Timbre emblématique, le 1 franc vermillon « Cérès » de 1849, adjugé pour 6 425 euros lors de la vente organisée par Boule Auctions à Monaco. Son prix de départ était fixé à 5 000 euros, un véritable signe de l'appétit des enchérisseurs.
Parmi les enchères notables, une étiquette rose, rare pièce de la collection de timbres-taxe, a atteint 5 103 euros, sur un prix de départ de 5 000 euros. Ce document, acheminé de Bône (Algérie) à Paris, a un cachet datant de 1843.
Un autre produit phare, le timbre aérien « Marcelin Berthelot », a été vendu pour 12 502 euros, battant des estimations initiales. Sa mise aux enchères partir à 7 000 euros a révélé un intérêt croissant pour les timbres d'exception.

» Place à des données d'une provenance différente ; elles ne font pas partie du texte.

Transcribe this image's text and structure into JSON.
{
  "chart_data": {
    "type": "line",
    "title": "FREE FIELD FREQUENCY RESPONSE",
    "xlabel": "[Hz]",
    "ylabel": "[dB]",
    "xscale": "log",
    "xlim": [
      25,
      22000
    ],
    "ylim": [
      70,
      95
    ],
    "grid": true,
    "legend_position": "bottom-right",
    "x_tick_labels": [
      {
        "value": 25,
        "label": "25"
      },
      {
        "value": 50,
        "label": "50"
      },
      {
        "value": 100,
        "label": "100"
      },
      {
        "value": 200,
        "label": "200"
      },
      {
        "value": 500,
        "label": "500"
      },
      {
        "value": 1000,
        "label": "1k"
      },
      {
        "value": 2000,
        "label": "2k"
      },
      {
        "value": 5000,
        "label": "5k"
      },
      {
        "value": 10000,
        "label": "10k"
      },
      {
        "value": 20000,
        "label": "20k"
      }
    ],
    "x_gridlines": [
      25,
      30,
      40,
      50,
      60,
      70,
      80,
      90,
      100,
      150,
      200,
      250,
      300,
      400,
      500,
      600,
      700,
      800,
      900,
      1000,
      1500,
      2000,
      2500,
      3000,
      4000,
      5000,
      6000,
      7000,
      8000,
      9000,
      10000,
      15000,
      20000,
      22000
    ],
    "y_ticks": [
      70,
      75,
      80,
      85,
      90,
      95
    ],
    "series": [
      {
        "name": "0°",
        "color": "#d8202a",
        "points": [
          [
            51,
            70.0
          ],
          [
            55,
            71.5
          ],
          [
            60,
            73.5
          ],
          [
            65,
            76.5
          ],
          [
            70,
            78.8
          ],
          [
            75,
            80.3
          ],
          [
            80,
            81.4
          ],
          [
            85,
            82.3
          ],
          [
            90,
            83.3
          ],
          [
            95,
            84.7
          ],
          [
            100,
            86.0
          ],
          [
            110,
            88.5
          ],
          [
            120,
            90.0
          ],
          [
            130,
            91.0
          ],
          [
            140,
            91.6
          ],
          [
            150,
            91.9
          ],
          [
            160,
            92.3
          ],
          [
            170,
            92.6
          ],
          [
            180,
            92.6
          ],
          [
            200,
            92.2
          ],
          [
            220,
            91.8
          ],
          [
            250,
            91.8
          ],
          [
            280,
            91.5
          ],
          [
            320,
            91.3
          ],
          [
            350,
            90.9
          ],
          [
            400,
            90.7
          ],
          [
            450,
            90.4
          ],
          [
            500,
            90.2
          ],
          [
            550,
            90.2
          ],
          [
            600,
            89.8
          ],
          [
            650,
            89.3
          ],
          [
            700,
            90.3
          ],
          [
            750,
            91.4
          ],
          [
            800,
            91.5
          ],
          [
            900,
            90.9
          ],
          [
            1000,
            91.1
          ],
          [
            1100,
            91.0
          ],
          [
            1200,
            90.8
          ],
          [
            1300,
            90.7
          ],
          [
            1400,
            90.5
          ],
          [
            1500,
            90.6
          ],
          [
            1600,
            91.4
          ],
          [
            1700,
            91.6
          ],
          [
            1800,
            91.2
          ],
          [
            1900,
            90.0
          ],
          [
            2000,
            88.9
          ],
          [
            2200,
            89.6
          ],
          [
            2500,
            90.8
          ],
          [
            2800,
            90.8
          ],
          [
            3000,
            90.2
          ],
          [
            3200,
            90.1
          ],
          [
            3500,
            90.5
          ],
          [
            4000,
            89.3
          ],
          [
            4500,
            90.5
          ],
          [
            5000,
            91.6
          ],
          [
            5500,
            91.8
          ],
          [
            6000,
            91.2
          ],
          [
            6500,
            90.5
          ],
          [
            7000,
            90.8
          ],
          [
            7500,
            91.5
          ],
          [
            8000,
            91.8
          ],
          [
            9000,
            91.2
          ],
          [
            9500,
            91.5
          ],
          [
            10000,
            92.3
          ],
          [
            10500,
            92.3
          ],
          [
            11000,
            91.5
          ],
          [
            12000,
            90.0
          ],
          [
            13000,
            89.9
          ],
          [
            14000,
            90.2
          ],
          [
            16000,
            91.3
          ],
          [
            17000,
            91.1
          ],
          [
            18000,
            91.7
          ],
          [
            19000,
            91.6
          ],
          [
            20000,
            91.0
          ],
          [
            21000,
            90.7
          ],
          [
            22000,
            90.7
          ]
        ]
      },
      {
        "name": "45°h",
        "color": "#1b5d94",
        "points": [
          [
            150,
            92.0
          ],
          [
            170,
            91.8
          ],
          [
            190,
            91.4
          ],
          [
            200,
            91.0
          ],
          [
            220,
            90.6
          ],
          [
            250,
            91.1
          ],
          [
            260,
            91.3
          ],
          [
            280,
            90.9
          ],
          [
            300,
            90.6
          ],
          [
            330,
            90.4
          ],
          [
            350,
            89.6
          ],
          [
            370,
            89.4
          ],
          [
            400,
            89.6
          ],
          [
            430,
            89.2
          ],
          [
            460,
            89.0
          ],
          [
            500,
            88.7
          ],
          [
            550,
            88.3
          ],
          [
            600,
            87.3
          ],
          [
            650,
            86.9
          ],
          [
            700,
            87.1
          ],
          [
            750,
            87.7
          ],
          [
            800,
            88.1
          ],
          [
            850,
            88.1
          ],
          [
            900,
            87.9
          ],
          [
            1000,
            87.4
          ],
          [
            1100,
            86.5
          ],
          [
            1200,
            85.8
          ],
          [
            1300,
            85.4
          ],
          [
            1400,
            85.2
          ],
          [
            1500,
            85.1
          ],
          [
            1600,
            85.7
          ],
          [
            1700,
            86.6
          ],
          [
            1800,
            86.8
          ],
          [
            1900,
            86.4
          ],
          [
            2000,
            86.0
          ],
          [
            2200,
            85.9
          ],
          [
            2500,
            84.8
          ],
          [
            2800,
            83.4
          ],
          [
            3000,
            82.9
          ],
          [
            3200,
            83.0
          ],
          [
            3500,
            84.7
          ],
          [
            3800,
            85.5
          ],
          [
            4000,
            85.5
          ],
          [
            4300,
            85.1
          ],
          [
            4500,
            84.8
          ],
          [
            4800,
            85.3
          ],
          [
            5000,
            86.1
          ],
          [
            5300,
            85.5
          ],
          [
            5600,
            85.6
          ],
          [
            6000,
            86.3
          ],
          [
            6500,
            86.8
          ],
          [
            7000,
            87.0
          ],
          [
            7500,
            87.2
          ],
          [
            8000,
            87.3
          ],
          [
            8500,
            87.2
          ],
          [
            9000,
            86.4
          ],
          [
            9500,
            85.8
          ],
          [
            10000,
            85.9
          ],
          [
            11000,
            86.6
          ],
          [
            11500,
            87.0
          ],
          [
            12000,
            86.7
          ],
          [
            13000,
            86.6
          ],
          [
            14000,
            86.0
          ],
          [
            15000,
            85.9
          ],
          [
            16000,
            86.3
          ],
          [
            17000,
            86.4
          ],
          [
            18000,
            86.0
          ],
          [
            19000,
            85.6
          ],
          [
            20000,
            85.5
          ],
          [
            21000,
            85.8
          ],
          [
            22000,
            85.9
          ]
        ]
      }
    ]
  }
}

Les collectionneurs ont également enchéri sur des objets rarissimes comme un bloc de quatre exemplaires du 10 centimes rouge du Cameroun, adjugé à 40 052 euros, atteignant ainsi son estimation de départ fixée à 38 000 euros.
La vente n'a pas manqué de citer d'autres trésors, comme un bloc de timbres de Nouvelle-Calédonie à 478 euros ou un lot de vignettes militaires français adjugées pour 609 euros. Des prices records témoignent d’un regain d'intérêt pour la philatélie, le marché se redynamisant face à l’adversité économique]
Ainsi, les prix atteints pour ces timbres historiques soulignent une relance significative sur le marché. C’est un moment propice pour la philatélie, comme le souligne un expert, affirmant que « l’enthousiasme pour les timbres classiques et modernes semble regagner l'ampleur d'antan ».
Enfin, la clôture de ventes doit être suivie à l'approche des enchères de Roumet, prévues pour le 3 février, où des lots uniques sont également attendus. Cela continue d'attirer l’intérêt des philatélistes désireux d'acquérir des pièces uniques et de qualité.